The chamber released its annual business confidence survey, based on input from 550 EU chamber companies, on May 29.
The report said the huge size of China’s market will still offer substantial opportunities and keep it as a strategic location for most of its member companies, but the trade association pointed to a “new sober reality” among executives.
For the first time in the survey’s 11-year history, companies reported that profit margins in China were lower than their global average, the chamber said.
Implementation of meaningful reforms like better market access and stronger rule of law could lead European firms to increase their investments, the report said.
“Most European companies feel that domestic Chinese companies continue to receive favorable treatment,” the chamber said. “Two analogous issues — the unpredictable legislative environment and the discretionary enforcement of regulations — are identified as the two most significant regulatory challenges.”

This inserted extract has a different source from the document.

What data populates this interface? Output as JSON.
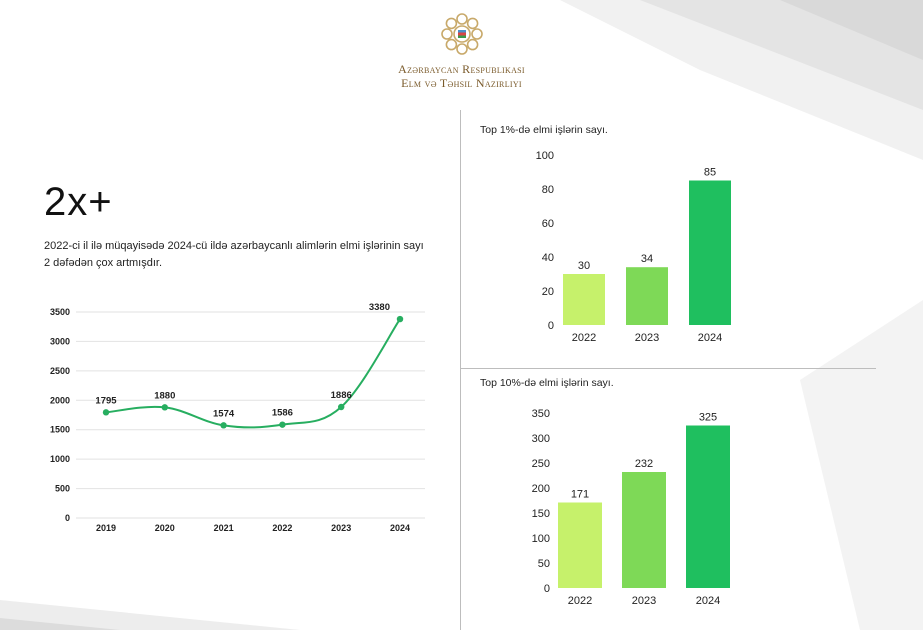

There was a sharp drop in the percentage of European firms considering mergers and acquisitions in China in short term, dropping from 41 percent last year to 17 percent this year. And it said that 21 percent of companies consider China their top investment destination, down from 33 percent in 2012.
But some sectors reported much better results.
The auto industry and automotive component manufacturing industry reported the highest growth, with 79 percent of companies seeing revenues increase. Likewise, the medical device and machinery sectors reported better results, with 76 percent and 64 percent of companies reporting higher revenues.
Chemical companies and manufacturers in the auto industry were most likely to expand their operations, with more than 78 percent saying they would do so. By contrast, 57 percent of all companies planned to expand, down from 86 percent in 2013, the chamber said.